Yes, and it’s very similar to yours. To me, nothing is more frightening than being lulled into a false sense of security—like living in a small town where you know all your neighbors and the crime rate is low and no one locks their doors—only to have danger invade your safe haven. So I write about ordinary people who are going about their daily business, close to home, doing everything the right way—when they find themselves plunged into extraordinary circumstances and their world is upended.

What’s your writing routine? Do you have any odd habits associated with it? How do you juggle it around with childcare?

My children are directly responsible for my writing routine, because when they were babies, I’d get up to give them a wee hour feeding and then go straight to the computer to write while the house was still quiet. My kids were really good, easy babies and toddlers who were used to playing with blocks or hanging with a mother’s helper while mommy write, so it was less an issue then than when they got into their teen years (I now have one in high school and one in college) and started driving and staying out until all hours, making restful sleep an impossibility for this worried mom.

That said, I still try to get up at 4:30 a.m. or so to start writing, and I tend to write on a marathon process because so much of my time is spent on book tour and promo at this stage in my career. I have such tight deadlines that when I’m home for any stretch of time, I usually need to write seven days a week for twelve to fourteen hours a day, eating meals at my desk and leaving it only to do a daily lap swim. I embrace this process because as exhausting as it can be, it allows me to fully inhabit my fictional world and live and breathe the characters and setting.

What’s your favourite part of the writing process?   I know some writers love that terrifyingly blank screen that sits in front of them when they begin a new book. Others love holding the physical book in their hand.

I love the point that comes in every book—usually when I’m around halfway through—when I start to feel as though I’m reading a page-turner instead of writing one. The characters take on a life of their own, feeding me their own dialogue, and the plot begins to twist in ways that have me doing that “I never saw that coming!” hand-to-face thing my readers always tell me they do when they read my books.

You’ve fulfilled your childhood dream of becoming a writer and then some! What advice would you give to aspiring writers or those just starting out?

One of the best things I did was approach it like a business venture from a very young age and educate myself on how the publishing industry works. I held part time jobs in two independent bookstores as a teenager and college student, then moved to New York City and began working in publishing houses—as a freelancer, as a temp, and ultimately as an associate editor.

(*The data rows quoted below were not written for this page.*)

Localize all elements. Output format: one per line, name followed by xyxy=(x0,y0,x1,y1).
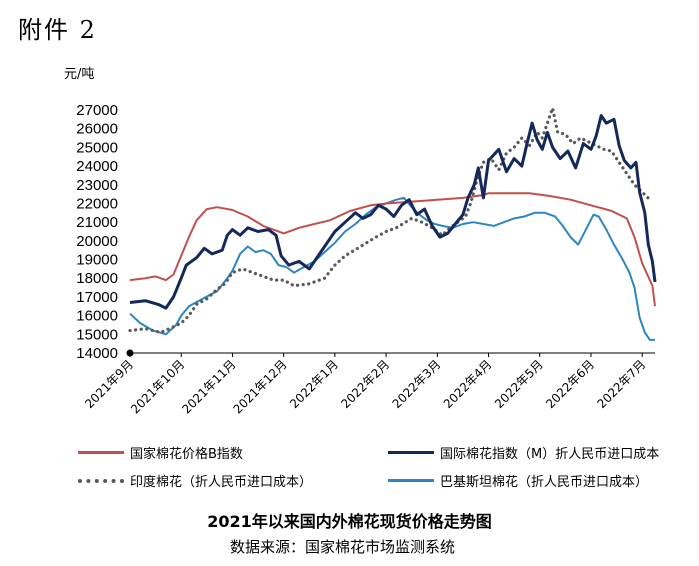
attachment-label: 附件 2 xyxy=(18,16,97,44)
x-tick-label: 2022年5月 xyxy=(492,357,546,411)
x-tick-label: 2022年1月 xyxy=(287,357,341,411)
chart-source: 数据来源：国家棉花市场监测系统 xyxy=(230,538,456,556)
legend-swatch-pakistan xyxy=(388,479,434,482)
y-tick-label: 27000 xyxy=(76,102,118,119)
y-tick-label: 14000 xyxy=(76,345,118,362)
legend-swatch-india xyxy=(78,478,124,483)
y-tick-label: 15000 xyxy=(76,326,118,343)
legend-label-india: 印度棉花（折人民币进口成本） xyxy=(130,475,313,490)
x-tick-label: 2022年7月 xyxy=(594,357,648,411)
x-tick-label: 2022年2月 xyxy=(338,357,392,411)
x-tick-label: 2022年3月 xyxy=(390,357,444,411)
y-tick-label: 17000 xyxy=(76,289,118,306)
y-tick-label: 20000 xyxy=(76,233,118,250)
y-tick-label: 19000 xyxy=(76,252,118,269)
series-pakistan xyxy=(129,196,655,341)
x-tick-label: 2022年6月 xyxy=(543,357,597,411)
x-tick-label: 2022年4月 xyxy=(441,357,495,411)
y-tick-label: 23000 xyxy=(76,177,118,194)
y-axis-unit-label: 元/吨 xyxy=(64,67,94,82)
legend-item-pakistan: 巴基斯坦棉花（折人民币进口成本） xyxy=(388,471,648,490)
legend-label-china-b-index: 国家棉花价格B指数 xyxy=(130,447,243,462)
y-tick-label: 24000 xyxy=(76,158,118,175)
series-intl-m-index xyxy=(129,114,657,310)
y-tick-label: 16000 xyxy=(76,308,118,325)
y-tick-label: 26000 xyxy=(76,121,118,138)
y-tick-label: 25000 xyxy=(76,139,118,156)
y-tick-label: 22000 xyxy=(76,195,118,212)
series-india xyxy=(128,106,652,334)
legend-item-intl-m-index: 国际棉花指数（M）折人民币进口成本 xyxy=(388,443,659,462)
series-china-b-index xyxy=(129,192,656,307)
x-tick-label: 2021年9月 xyxy=(82,357,136,411)
legend-label-pakistan: 巴基斯坦棉花（折人民币进口成本） xyxy=(440,475,649,490)
series-layer xyxy=(128,106,657,341)
x-tick-label: 2021年12月 xyxy=(231,357,290,416)
x-tick-label: 2021年11月 xyxy=(179,357,238,416)
chart-title: 2021年以来国内外棉花现货价格走势图 xyxy=(207,512,492,531)
y-tick-label: 18000 xyxy=(76,270,118,287)
legend-swatch-intl-m-index xyxy=(388,451,434,454)
legend-label-intl-m-index: 国际棉花指数（M）折人民币进口成本 xyxy=(440,447,660,462)
legend: 国家棉花价格B指数 国际棉花指数（M）折人民币进口成本 印度棉花（折人民币进口成… xyxy=(70,443,680,493)
legend-item-india: 印度棉花（折人民币进口成本） xyxy=(78,471,312,490)
x-tick-label: 2021年10月 xyxy=(128,357,187,416)
y-tick-label: 21000 xyxy=(76,214,118,231)
legend-item-china-b-index: 国家棉花价格B指数 xyxy=(78,443,243,462)
legend-swatch-china-b-index xyxy=(78,451,124,454)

Not everyone can take that road, and although being hands-on is a help, it’s the educate-yourself part that is key. Now, thanks to the Internet, anyone out there can access resources that provide insight into how the business works. Anyone can join a writers’ organization and network with other writers, regardless of where they live.

*****

wendyUSA Today and New York Times bestseller WENDY CORSI STAUB is the award-winning author of more than eighty novels and has twice been nominated for the Mary Higgins Clark Award. In addition to THE BLACK WIDOW, she will launch two new suspense/mystery series in 2015: MUNDY’S LANDING: BLOOD RED (HarperCollins), and LILY DALE: NINE LIVES (Crooked Lane). She lives in the New York City suburbs with her husband and their two children.